Guest pianist Oni Buchanan and author/poet Jon Woodward perform
a piano/poetry/electronics concert-length work by
composer John Gibson
also sponsored by the UI Writer's Workshop
|| download program ||
|Uncanny Valley (2012)||John GIBSON|
|Oni Buchanan, piano
Jon Woodward, poetry & electronics
Concert pianist Oni Buchanan brings grace and intensity to an incredible range of piano literature, from exceptional music by women composers of the 21st century, to French music ranging from Couperin, Fauré, Ravel & Messiaen, to the works of such established masters as Bach, Beethoven, Schumann, Prokofiev, and Bartók. A published poet as well as a pianist, Ms. Buchanan's concert programming is often interdisciplinary in nature, directly engaging the intimate connections between the arts. Maximizing her wide-ranging repertoire interests, she frequently programs adventurous contemporary works alongside established repertoire, bringing music from disparate centuries into fascinating and enlightening conversation. Ms. Buchanan has performed solo recitals in major cities throughout the U.S., as well as internationally in Brazil, Argentina, Uruguay, and Canada. Her discography includes three solo piano CDs on the independent Velvet Ear Records label, with a fourth CD scheduled for release on the Cachuera label in late January 2013.

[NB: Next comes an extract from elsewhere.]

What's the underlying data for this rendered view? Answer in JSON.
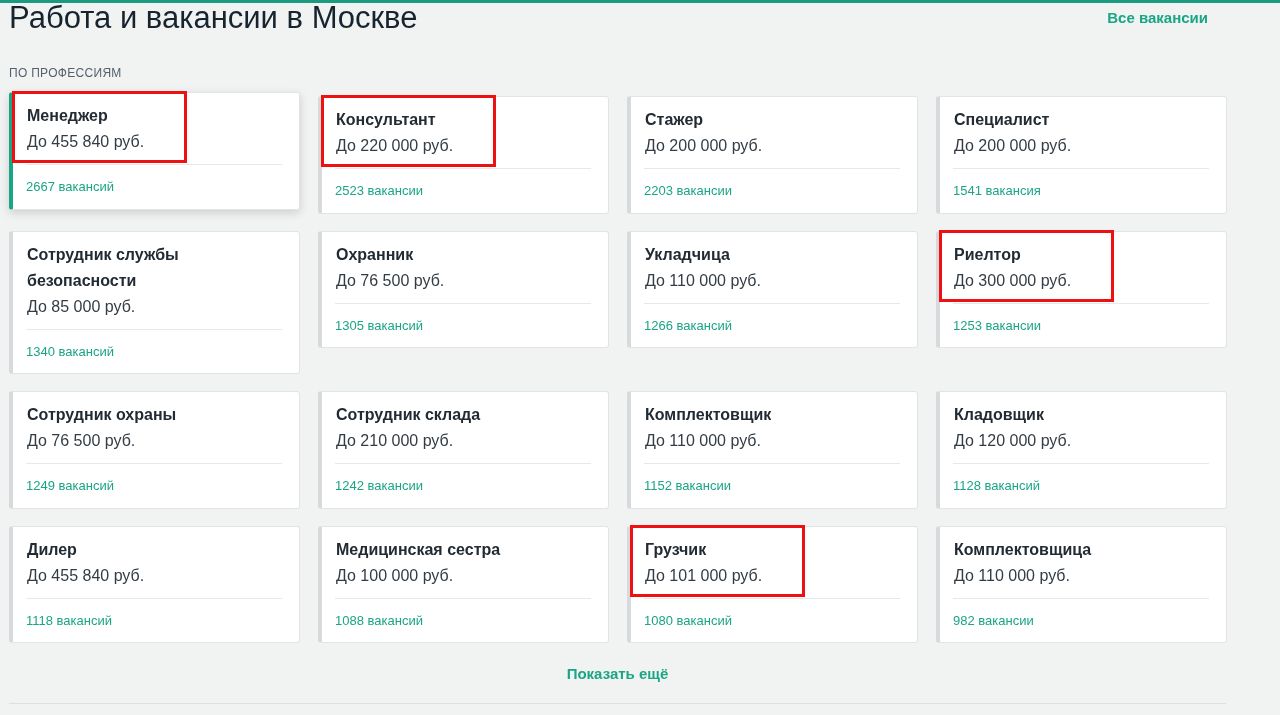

Poet Jon Woodward was born in Wichita, KS, and has lived in Denver and Fort Collins, CO, as well as Boston and Quincy, MA, where he currently resides. His books are Uncanny Valley (Cleveland State University Poetry Center), Rain (Wave Books), and Mister Goodbye Easter Island (Alice James Books). Other recent projects include a 40-foot-long Möbius strip poem, called "Mockingbird," which was typed on adding machine tape; a suite of time-dependent visual poems called "Poems to Stare At;" and an ongoing poem called "Copyleft," to which quatrains are added at the rate of one per day. He works at the Harvard Museum of Comparative Zoology, where he specializes in digital imaging and a variety of other curatorial activities.
In this program (a newly-commissioned concert-length piece by composer John Gibson), the piano performance of Oni Buchanan joins and reflects the spoken text of the poem "Uncanny Valley" as performed by its author, poet Jon Woodward. "Uncanny Valley" is a long serial poem in 16 sections, meant to be read out loud, with numerous optional repeats throughout the text. These repetitions act as accumulations of sound, maddening as well as hypnotic, and Gibson's piece provides a sonic environment in which they can truly blossom. Although the pacing is determined by the two performers, the musical specificity of each section (from Morse code to sine waves to jazz to a brief quote of Schumann) reflects the poem text in ever-different ways. Digital samples triggered by the reader enmesh the piano and spoken text, haunting the music with echoes of itself. Extending outward from the phenomenon of "semantic satiation" (whereby a single word loses all apparent meaning and identity when repeated for even a short duration), this program investigates whether or not the same satiation is possible with phrases, sentences, pairs of verse lines, or musical forms.
In 1970, roboticist Masahiro Mori coined the term "uncanny valley" to describe the emotional and empathic chasm between humans and imperfect human simulacra, a gap created by their imperfection. This program searches out what is most uncanny, and most human, in both language and music.
John Gibson's acoustic and electroacoustic music has been presented in the US, Canada, Europe, South America, Australia, and Asia. His instrumental compositions have been performed by many groups, including the London Sinfonietta, the Da Capo Chamber Players, the Seattle Symphony, the Music Today Ensemble, Speculum Musicae, Ekko!, and at the Tanglewood, Marlboro and June in Buffalo festivals. Presentations of his electroacoustic music include concerts at the Seoul International Computer Music Festival, the Bourges Synthèse Festival, the Brazilian Symposium on Computer Music, the International Biennial for Electroacoustic Music of Sao Paulo, Keio University in Japan, the Third Practice Festival, the Florida Electroacoustic Music Festival, and several ICMC and SEAMUS conferences. Among his grants and awards are a Guggenheim Fellowship, a Charles Ives Scholarship from the American Academy and Institute of Arts and Letters, two ASCAP Foundation Grants, and the Paul Jacobs Memorial Fund Commission from the Tanglewood Music Center. Recordings of his music appear on the Centaur, Everglade, and SEAMUS labels. Gibson holds a Ph.D. in music from Princeton University, where he studied with Milton Babbitt, Paul Lansky, Steven Mackey, and others. He writes sound processing and synthesis software, and has taught composition and computer music at the University of Virginia, Duke University, and the University of Louisville. He is now Assistant Professor of Composition at the Indiana University Jacobs School of Music.